After initially expressing reservations about supporting the measure, Congresswoman Becca Balint, D-Vermont, voted “yes.” “My bottom line will always be: how can I deliver the best results for Vermonters and the American people. I could not in good conscience vote no and risk over 250,000 Vermonters losing their health or veterans benefits - a lifeline for so many families,” Balint said in a statement.

Representative Elise Stefanik, R-New York, voted “yes” and said it’s a crucial first step to putting America on the right economic track. “As House Republicans build on these structural reforms, the American people can be confident that we will never give up on them,” Stefanik said in a statement.

Rep. Annie Kuster, D-New Hampshire, also supported the bill and is urging Senate Democrats to do the same. “In a divided government, compromise is crucial. The agreement passed by the House today is not perfect, but it was necessary to prevent default and avoid an economic catastrophe,” she said in a statement,

Rep. Chris Pappas, D-New Hampshire agreed, tweeting, “I will support this legislation so we can move beyond this crisis and focus on solving problems instead of playing politics.”
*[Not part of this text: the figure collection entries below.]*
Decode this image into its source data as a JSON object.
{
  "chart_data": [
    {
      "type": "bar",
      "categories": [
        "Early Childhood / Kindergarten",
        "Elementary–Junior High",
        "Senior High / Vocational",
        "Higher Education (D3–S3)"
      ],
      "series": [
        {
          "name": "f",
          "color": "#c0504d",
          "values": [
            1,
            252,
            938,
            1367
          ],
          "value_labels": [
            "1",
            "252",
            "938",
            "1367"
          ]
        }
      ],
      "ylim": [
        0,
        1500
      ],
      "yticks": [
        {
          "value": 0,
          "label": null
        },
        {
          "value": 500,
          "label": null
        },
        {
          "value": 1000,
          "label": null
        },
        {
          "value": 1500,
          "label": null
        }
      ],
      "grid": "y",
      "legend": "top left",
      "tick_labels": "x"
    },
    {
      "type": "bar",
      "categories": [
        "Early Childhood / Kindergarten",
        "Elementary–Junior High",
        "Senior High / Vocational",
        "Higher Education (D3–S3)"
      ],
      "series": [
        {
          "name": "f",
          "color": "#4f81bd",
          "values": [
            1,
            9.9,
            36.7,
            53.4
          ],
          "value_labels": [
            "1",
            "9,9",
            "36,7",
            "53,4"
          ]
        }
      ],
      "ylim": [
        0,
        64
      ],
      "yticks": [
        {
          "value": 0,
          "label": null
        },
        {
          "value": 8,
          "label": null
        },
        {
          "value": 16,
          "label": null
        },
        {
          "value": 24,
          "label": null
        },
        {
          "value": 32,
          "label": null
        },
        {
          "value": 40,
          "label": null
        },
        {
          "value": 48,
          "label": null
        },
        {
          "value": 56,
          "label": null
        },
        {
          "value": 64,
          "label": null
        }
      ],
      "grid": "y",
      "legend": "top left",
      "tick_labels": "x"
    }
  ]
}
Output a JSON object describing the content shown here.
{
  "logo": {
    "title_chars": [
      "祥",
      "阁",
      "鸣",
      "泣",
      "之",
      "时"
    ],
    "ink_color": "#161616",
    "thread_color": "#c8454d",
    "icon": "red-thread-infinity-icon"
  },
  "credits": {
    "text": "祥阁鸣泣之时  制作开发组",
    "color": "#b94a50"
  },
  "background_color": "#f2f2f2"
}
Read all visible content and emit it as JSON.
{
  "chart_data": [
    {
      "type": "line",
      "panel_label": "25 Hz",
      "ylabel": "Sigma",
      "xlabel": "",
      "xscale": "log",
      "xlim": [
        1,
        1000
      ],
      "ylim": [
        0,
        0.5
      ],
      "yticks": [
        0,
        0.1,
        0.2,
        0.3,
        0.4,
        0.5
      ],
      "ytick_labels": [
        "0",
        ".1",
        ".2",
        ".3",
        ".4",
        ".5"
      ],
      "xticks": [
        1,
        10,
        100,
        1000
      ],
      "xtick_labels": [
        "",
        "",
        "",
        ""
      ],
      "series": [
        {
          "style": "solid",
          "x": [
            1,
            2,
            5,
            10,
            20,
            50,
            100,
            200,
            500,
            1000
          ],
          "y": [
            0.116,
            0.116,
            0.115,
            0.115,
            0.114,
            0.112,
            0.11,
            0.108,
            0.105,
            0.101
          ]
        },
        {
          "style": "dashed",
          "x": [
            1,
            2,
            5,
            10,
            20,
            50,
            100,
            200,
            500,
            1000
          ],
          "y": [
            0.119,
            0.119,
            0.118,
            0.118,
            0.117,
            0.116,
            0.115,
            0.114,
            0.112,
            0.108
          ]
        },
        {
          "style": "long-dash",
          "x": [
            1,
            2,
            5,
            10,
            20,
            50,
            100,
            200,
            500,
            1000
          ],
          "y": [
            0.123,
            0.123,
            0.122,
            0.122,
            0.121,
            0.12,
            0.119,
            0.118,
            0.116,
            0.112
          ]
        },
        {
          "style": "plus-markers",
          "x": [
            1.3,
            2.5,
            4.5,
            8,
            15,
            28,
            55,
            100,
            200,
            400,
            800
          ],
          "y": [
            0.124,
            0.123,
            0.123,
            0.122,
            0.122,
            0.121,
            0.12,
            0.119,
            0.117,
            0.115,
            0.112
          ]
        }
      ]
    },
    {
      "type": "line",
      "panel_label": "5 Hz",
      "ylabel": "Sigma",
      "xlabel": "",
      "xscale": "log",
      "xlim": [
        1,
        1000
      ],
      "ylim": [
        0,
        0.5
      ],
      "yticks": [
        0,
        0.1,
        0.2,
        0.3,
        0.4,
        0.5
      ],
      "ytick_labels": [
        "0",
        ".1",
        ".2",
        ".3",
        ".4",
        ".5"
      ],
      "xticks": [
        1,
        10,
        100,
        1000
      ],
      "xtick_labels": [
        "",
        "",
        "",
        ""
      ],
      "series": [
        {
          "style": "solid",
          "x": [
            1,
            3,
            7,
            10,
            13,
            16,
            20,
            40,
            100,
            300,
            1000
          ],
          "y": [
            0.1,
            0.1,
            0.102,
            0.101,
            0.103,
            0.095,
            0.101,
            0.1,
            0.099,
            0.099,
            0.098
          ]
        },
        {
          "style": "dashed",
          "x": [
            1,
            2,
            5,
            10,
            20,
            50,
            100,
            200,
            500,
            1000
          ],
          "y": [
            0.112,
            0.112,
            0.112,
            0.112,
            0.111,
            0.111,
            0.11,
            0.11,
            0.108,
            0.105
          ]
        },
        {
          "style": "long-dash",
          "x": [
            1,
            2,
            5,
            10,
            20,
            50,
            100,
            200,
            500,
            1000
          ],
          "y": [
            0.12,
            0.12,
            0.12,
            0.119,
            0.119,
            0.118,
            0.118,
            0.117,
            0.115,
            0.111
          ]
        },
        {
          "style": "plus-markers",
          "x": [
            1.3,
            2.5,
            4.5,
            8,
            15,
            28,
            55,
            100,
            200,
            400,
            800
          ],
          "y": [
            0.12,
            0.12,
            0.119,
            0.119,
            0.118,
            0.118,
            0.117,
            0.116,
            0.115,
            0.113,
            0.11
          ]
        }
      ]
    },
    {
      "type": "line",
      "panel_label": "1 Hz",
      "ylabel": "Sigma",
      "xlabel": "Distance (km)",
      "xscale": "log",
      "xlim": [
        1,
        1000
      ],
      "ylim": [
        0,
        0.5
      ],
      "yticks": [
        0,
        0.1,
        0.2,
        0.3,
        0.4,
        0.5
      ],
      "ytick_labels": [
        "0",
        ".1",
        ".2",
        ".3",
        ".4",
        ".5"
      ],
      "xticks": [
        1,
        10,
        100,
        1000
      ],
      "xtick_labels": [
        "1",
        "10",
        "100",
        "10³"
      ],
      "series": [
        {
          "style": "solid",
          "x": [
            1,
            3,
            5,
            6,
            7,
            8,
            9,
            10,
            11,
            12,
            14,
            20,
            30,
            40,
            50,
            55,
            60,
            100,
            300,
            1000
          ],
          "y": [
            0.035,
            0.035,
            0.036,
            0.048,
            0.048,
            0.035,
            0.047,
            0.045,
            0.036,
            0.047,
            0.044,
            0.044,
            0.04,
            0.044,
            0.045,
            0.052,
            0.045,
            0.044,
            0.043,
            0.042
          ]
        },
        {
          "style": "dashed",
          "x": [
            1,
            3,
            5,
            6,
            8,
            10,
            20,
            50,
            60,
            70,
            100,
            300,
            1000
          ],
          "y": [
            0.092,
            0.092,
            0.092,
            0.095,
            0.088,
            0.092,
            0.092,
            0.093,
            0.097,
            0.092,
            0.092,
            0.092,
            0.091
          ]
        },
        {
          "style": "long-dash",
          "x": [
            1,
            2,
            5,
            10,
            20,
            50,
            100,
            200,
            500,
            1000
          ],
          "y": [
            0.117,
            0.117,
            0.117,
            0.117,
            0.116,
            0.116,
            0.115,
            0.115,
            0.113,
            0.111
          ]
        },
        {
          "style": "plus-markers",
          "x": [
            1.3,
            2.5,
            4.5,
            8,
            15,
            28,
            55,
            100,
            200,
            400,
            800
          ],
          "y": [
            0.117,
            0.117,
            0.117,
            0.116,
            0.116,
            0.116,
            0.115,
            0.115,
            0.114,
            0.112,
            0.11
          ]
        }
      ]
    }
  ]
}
That bill now moves on to the Senate where Bernie Sanders, I-Vermont, has said he is planning to say “no” to the deal. “At a time of massive wealth and income inequality, I cannot in good conscience vote for a bill that takes vital nutrition assistance away from women, infants, children, and seniors,” Sanders said in a statement.

Senator Peter Welch, D- Vermont, has not said how he will vote but has indicated support. “America must pay its bills in full and on time and avoid default. I take that responsibility seriously, and I will review the House-passed bill accordingly,” he said in a statement.